How are you? Like I just didn't know what to say really. Um yeah, and it was just such a an insane experience collaborating with him and his band on this song. I I knew that this was the song for him. And I, if he was open to it, I was like, This record, and I was literally if Al Green would be down to be on this record. Dennis game over in in my in my in my life. Like and he loves it. He loved it and yeah, his voice on this record is

And you really like you set the scene, you're like, Oh no, what you're about to experience is not lost on me. No. As Ray the artist. No. I know very m very clearly what we're what's going on here. This is are seriously the honour I feel, the gratitude and the honour I feel. that he is on this album of mine is I I am I'm just so humbled. Like I love this artist. I love everything he's contributed to music. I am just like wow. Wow. I mean he's just an absolute go to every single year for anyone.

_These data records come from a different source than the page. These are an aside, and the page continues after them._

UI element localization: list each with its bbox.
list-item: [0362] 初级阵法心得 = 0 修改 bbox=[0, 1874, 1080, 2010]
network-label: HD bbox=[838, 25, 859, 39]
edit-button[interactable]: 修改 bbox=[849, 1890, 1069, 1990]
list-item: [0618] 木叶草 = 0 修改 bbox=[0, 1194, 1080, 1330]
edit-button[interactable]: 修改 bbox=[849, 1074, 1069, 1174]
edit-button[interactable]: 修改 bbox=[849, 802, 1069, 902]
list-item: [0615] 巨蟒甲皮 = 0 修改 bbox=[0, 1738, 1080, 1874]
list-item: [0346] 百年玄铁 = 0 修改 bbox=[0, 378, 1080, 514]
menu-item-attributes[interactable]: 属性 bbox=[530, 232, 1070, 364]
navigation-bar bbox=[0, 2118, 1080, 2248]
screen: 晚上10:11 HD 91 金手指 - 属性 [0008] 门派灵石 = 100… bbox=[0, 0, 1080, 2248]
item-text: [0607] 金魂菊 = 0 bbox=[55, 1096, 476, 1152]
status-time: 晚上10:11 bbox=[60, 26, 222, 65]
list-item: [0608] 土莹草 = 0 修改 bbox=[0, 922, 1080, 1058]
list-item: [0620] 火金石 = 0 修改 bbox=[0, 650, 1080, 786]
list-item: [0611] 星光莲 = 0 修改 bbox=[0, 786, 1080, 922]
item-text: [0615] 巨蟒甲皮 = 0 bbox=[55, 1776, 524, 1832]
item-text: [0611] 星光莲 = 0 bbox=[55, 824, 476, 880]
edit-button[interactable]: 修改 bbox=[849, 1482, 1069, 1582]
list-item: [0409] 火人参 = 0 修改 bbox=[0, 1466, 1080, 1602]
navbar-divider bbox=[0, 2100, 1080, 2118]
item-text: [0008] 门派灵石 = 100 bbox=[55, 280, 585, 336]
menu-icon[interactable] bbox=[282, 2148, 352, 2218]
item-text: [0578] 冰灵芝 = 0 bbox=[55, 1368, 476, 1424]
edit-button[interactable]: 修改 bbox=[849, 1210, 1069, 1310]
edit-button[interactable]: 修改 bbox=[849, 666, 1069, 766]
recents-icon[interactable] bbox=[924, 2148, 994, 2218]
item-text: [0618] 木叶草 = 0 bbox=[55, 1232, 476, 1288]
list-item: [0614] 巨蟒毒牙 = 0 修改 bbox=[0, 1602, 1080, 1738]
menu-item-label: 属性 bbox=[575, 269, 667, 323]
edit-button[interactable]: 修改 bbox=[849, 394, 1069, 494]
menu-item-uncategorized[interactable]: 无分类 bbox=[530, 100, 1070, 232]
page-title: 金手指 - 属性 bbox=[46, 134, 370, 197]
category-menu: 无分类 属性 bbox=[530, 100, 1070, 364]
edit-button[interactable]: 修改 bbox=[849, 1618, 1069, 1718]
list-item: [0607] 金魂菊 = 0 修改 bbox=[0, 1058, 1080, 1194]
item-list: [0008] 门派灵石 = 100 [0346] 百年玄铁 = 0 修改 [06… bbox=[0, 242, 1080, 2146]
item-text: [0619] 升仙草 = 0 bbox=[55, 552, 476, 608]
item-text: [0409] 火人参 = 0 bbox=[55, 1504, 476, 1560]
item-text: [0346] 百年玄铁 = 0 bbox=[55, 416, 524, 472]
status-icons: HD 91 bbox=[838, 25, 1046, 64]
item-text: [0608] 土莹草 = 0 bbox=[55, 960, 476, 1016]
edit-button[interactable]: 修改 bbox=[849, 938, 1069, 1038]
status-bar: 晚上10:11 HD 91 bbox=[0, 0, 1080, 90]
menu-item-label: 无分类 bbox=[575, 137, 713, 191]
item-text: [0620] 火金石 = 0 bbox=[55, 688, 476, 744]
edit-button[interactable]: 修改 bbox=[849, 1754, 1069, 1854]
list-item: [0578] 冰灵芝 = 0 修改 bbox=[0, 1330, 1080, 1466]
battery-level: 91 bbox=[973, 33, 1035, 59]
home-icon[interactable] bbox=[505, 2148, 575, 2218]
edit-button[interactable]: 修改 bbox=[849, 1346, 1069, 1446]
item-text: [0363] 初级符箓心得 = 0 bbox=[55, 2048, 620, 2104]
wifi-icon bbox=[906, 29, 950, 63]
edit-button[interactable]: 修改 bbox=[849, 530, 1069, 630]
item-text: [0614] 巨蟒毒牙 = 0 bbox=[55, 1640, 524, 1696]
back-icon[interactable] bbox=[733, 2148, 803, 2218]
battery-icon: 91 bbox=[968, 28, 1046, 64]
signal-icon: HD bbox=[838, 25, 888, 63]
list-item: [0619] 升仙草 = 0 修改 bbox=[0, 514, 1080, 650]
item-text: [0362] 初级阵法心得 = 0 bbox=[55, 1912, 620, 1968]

That's the definition of timeless.

Grateful Reflections and Future

You're right there. Yeah. You're right there. This music may contain hope is the name of the album. That was the fastest 70 minutes I've spent in the company of someone. Yeah, I'm so grateful for the music that you give us and I'm so happy to have had the chance to talk to you at this point in your journey. Um

You know, and I'm looking forward to the next one already. And I know you've got so much music to make over the course of your life and I'm just I think we should all feel really grateful that you're still doing it. So thank you for the your time today. Thank you. And thank you for the detail and

like really, really listening and really hearing. You know, it's it makes an artist feel seen. So thank you for for s for seeing me. So I I really yeah, it was a yeah. I'm grateful. Very grateful. Thanks for thank you.